On a appris le 21 mars, jour du printemps, que la poétesse francophone Lisette Lombé succéderait pour deux ans au titre de « Poétesse Nationale », porté actuellement et au masculin par le néerlandophone Mustafa Kör. Une troisième femme mais sixième personne à porter ce titre.
C’est en 2014 qu’a été créé en Belgique le titre de « Poète National », se déclinant en « Poétesse Nationale » au féminin. Il sera attribué à partir de 2024 à la slammeuse belgo-congolaise Lisette Lombé. Fille d’une Belge, Claire Monique Dejehet, et d’un Congolais, Jean-Marie Lombe Yangongo, elle fut conçue à Kinshasa mais est née à Namur le 30 août 1978.
Non un titre officiel mais un titre symbolique dans le cadre d’un projet valorisant les échanges littéraires et culturels entre les trois communautés linguistiques de notre pays, il est décerné pour une période de deux ans, le témoin passant alors à un.e poète.poétesse issu.e d’une autre communauté linguistique.
Il est allé au néerlandophone Charles Ducal en 2014, à la poétesse francophone Laurence Vielle en 2016, à la néerlandophone Els Moors en 2018, au poète francophone Carl Norac en 2020, au néerlandophone Mustafa Kör en 2022.
Le Poète National a pour mission d’écrire au moins douze poèmes (six par an) sur des thématiques liées à l’actualité ou à l’histoire de notre pays et/ou de la société. Tous ces poèmes sont disponibles dans les trois langues nationales grâce à un collectif de traducteurs.
Rude tâche que d’associer l’actualité et la poésie. Attentive à la cause des réfugiés et des demandeurs d’asile, Laurence Vielle a aussi subi les attentats de Bruxelles. De son côté, Carl Norac a imaginé les « Fleurs de funérailles » alors que le Covid ravageait le monde. Son objectif était d’offrir à chaque défunt, dont la famille en faisait le souhait, un texte d’adieu poétique grâce à la collaboration de 70 poètes belges.
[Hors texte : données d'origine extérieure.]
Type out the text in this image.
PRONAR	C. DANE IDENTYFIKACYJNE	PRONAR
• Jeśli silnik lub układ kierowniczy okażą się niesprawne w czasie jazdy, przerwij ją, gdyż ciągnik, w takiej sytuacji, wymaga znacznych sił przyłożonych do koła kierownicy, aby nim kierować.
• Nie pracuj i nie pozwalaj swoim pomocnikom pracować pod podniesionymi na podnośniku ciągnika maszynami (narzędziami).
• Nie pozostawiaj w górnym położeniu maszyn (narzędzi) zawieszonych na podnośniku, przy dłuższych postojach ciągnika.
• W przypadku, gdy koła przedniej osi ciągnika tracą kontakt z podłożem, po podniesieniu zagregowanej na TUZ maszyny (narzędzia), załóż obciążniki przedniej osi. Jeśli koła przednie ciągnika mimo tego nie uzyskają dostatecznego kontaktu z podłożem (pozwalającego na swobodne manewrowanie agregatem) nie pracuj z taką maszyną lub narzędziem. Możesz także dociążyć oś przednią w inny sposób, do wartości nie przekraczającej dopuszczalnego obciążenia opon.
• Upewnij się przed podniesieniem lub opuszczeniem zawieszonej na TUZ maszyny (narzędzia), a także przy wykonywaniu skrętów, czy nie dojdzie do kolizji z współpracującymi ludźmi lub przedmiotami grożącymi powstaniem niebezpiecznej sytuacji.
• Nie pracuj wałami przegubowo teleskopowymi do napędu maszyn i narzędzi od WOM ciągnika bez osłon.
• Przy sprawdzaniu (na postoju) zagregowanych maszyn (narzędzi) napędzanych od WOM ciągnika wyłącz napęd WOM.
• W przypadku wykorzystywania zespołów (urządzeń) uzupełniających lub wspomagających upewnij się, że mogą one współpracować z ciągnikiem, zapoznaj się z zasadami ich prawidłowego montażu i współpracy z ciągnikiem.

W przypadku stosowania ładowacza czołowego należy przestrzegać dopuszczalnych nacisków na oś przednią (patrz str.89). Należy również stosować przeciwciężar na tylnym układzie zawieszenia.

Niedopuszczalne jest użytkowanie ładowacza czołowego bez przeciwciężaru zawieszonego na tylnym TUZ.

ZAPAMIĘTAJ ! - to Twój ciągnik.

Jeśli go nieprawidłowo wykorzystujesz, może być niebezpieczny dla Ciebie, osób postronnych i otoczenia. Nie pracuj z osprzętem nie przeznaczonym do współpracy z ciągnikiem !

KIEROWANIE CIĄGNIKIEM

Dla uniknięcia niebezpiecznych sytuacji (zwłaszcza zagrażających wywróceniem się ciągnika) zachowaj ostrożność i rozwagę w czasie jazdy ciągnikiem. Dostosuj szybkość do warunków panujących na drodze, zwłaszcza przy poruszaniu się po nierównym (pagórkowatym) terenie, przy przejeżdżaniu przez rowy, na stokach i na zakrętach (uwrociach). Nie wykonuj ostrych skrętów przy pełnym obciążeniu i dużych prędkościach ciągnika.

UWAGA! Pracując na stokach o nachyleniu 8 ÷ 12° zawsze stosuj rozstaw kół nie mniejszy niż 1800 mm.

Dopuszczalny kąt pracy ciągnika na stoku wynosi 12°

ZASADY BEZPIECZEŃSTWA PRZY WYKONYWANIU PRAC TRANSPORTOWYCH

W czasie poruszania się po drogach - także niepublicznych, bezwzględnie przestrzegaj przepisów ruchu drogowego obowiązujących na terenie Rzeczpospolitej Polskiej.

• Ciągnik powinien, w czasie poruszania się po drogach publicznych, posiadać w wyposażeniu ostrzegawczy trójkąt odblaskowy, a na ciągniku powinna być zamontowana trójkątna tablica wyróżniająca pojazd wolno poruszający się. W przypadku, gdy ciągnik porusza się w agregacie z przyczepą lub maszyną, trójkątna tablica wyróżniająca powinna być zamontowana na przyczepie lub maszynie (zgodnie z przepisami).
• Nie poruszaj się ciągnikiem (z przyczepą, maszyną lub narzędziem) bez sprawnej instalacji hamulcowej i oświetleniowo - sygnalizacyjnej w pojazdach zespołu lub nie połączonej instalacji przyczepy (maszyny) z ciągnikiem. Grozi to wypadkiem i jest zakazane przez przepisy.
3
Il est à parier que Lisette Lombé aura à cœur d’inscrire la poésie dans une démarche populaire et sans doute à destination de la jeunesse. Une jeunesse fortement déboussolée par la crise sanitaire et les privations générées.
« Pas d’épanouissement individuel sans émancipation collective. Pas de scènes sans partage, pas de littérature sans slam, pas d’artistique sans éducation populaire, pas de culturel sans social, pas de démocratie sans paroles citoyennes, pas de poésie sans engagement, pas de vie sans poésie », note-t-elle en exergue sur son site.
Une poésie toute en causes
Enseignante, Lisette Lombé est venue tardivement à la poésie et au slam. Il y a une petite dizaine d’années seulement. Depuis 2015 précisément, année où un burn-out l’a incitée à changer de voie. Elle y a vite trouvé sa place et sa parole féministe et anti-raciste a rapidement été entendue. Comme si on attendait son œuvre, à découvrir sur scène et dans les livres qu’elle a publiés à L’Arbre à paroles, maelstrÖm, L’Iconoclaste, Image publique… Tout récemment chez Robert Laffont pour son premier album jeunesse, illustré par Claire Courtois, « Enfants poètes », où elle évoque la rencontre entre les jeunes élèves et la poésie et la révélation que celle-ci peut générer.
Une fois entendus, les mots de Lisette Lombé ne s’oublient plus. Aigus, rythmés, ils lèvent le poing contre ce qui ne va pas – injustices, racisme, politique, etc. -, soutiennent les causes de l’antiracisme ou du féminisme. Ils disent aussi le corps et l’amour. A n’en pas douter, elle fera une formidable « Poétesse Nationale », fonction à laquelle elle accèdera dès janvier 2024, et nous réservera de belles découvertes poétiques.
Le Poète National est une initiative littéraire conjointe du Poëziecentrum (Gand), de la Maison de la Poésie et de la Langue française (Namur) et de VONK & Zonen (Anvers) en collaboration avec Passa Porta (Bruxelles), la Maison de la Poésie (Amay), le fiEstival maelstrÖm (Bruxelles) et les Midis de la Poésie (Bruxelles). Tous les poèmes écrits et traduits se trouvent sur le site du Poète National.